The code I wrote makes a column named Restrict that has the value Yes if the Area is in the vector of restrictive states and it has the value No if it is not in the vector of restrictive states. Every Area is thus labelled as being in or out of the restrictive group. If there are only two possible kinds of Areas, this column labels for both of them.

Thank you so much! I've seem to run into another problem. I am trying to run a boxplot to indicate visually the difference between the restrictive and nonrestrictive states and their total voter turnout (TotalVotes) but I keep getting same error message - Error in x[floor(d)] + x[ceiling(d)] :
non-numeric argument to binary operator

Any ideas as to why?

Try using
Presidentail.2020.State.Voting.Data$Votes ~ Presidentail.2020.State.Voting.Data$Area
in your call to boxplot().

This error message popped up.
Error in stats::model.frame.default(formula = Fixed.Presidential.2020.State.Voting.Data$Votes ~ :
invalid type (NULL) for variable 'Fixed.Presidential.2020.State.Voting.Data$Votes'

Apparently there is not a column named Votes. Looking at a previous image, I am guessing that it is called TotalVotes. In any case, use the name of the column storing the number of votes.

boxplot(Fixed.Presidential.2020.State.Voting.Data$TotalVotes ~ Fixed.Presidential.2020.State.Voting.Data$Area,

  •     horizontal = TRUE,
    
  •     main = "Total Votes by Restrictive State", 
    
  •     xlab = "Total Votes", 
    
  •     ylab = "Restrictive State") #Generate grouped boxplots of total votes (TotalVotes) by State (Restrictive)
    

Error in x[floor(d)] + x[ceiling(d)] :
non-numeric argument to binary operator

Still getting the error

Looking at your original image, It looks like TotalVotes has commas as the thousands separator. This will cause the values to be read as characters. You can check this with the str() function which shows, among other things, the type of data in each column. Is TotalVotes of the type chr or num?

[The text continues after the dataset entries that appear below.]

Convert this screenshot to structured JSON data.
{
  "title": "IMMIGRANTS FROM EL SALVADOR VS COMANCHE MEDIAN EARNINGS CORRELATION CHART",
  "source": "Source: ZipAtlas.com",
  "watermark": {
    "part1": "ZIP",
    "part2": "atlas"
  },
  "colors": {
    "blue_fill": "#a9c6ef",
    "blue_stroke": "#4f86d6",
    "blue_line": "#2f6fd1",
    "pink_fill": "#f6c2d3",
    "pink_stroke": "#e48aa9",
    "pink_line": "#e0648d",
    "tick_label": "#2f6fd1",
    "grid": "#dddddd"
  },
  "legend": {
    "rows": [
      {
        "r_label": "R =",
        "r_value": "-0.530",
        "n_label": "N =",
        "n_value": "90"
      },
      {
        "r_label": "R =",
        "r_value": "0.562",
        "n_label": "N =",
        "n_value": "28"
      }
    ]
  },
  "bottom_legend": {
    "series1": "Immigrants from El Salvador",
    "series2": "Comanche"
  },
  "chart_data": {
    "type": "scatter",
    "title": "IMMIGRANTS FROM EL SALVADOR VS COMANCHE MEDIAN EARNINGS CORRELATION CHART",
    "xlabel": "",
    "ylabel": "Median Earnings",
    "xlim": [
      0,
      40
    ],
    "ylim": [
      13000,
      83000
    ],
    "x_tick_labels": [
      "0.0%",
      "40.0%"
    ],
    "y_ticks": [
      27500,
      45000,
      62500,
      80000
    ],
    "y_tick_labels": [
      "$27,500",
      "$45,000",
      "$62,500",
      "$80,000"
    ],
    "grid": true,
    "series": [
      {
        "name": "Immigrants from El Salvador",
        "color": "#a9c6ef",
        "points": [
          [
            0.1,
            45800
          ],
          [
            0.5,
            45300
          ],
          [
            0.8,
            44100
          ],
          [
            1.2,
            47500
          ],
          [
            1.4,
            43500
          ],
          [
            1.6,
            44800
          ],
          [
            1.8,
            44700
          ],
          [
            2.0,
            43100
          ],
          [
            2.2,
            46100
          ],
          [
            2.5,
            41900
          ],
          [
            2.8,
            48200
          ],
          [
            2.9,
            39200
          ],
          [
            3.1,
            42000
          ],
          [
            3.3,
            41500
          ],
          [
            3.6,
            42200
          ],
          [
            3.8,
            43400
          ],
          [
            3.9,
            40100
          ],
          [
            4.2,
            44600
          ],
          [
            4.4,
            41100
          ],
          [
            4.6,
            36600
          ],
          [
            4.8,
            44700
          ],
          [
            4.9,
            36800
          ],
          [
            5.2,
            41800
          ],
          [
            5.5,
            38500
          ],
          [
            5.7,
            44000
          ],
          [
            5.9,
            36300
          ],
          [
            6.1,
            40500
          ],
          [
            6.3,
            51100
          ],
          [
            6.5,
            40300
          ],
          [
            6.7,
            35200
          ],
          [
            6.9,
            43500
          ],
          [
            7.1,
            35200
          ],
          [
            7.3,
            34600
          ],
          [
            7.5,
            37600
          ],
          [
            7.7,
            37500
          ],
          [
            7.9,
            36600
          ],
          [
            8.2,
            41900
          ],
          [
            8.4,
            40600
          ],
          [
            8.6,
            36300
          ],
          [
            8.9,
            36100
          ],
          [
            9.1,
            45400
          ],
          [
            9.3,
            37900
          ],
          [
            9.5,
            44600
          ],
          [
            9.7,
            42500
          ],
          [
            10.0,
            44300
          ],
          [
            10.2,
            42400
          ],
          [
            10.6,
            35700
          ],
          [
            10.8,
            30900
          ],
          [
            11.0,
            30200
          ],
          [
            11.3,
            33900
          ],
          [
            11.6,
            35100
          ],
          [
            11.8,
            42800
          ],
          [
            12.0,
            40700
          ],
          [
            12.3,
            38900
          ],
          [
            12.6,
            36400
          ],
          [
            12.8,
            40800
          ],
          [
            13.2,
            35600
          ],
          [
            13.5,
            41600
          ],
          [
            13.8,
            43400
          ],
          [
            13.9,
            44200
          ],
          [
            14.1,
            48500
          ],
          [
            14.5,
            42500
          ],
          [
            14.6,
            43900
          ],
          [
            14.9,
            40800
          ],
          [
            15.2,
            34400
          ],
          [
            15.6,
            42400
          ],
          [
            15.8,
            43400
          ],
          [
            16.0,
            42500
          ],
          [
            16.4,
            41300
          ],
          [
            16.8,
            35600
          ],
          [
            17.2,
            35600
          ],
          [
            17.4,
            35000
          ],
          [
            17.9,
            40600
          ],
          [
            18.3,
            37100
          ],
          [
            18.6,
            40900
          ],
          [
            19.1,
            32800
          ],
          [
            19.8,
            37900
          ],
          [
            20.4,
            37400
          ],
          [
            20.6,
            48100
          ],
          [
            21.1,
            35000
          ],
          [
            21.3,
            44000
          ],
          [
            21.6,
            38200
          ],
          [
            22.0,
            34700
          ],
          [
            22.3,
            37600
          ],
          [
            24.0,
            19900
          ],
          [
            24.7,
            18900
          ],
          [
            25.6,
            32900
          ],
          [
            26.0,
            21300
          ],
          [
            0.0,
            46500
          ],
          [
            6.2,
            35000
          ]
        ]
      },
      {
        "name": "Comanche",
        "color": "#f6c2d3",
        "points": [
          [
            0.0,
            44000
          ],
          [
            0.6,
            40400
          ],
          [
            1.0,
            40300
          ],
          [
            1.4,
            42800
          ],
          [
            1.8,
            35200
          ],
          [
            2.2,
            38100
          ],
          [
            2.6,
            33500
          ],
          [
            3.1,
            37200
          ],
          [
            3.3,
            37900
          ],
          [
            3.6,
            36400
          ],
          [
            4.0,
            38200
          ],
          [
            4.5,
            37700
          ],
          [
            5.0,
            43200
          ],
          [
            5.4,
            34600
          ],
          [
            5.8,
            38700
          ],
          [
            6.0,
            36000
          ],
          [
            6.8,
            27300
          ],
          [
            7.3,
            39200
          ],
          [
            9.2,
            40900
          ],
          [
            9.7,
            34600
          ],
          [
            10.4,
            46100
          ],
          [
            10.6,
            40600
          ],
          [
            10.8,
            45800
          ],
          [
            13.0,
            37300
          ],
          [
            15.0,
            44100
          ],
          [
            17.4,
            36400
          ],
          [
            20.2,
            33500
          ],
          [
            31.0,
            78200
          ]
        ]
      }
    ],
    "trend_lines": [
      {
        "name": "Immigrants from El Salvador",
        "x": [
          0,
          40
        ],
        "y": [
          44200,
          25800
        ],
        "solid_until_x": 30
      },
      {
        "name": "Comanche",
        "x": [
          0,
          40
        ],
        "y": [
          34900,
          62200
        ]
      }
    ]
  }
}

str(Fixed.Presidential.2020.State.Voting.Data$TotalVotes)

If it is of the type chr, you can fix that with the parse_number function from the readr package.

library(readr)
Fixed.Presidential.2020.State.Voting.Data$TotalVotes <- parse_number(Fixed.Presidential.2020.State.Voting.Data$TotalVotes)

Finally, I am not sure a box plot makes sense for your data. Does each Area only appear once in the data set? If so, a boxplot is not appropriate. A bar plot would be better, using barplot() or the ggplot2 package.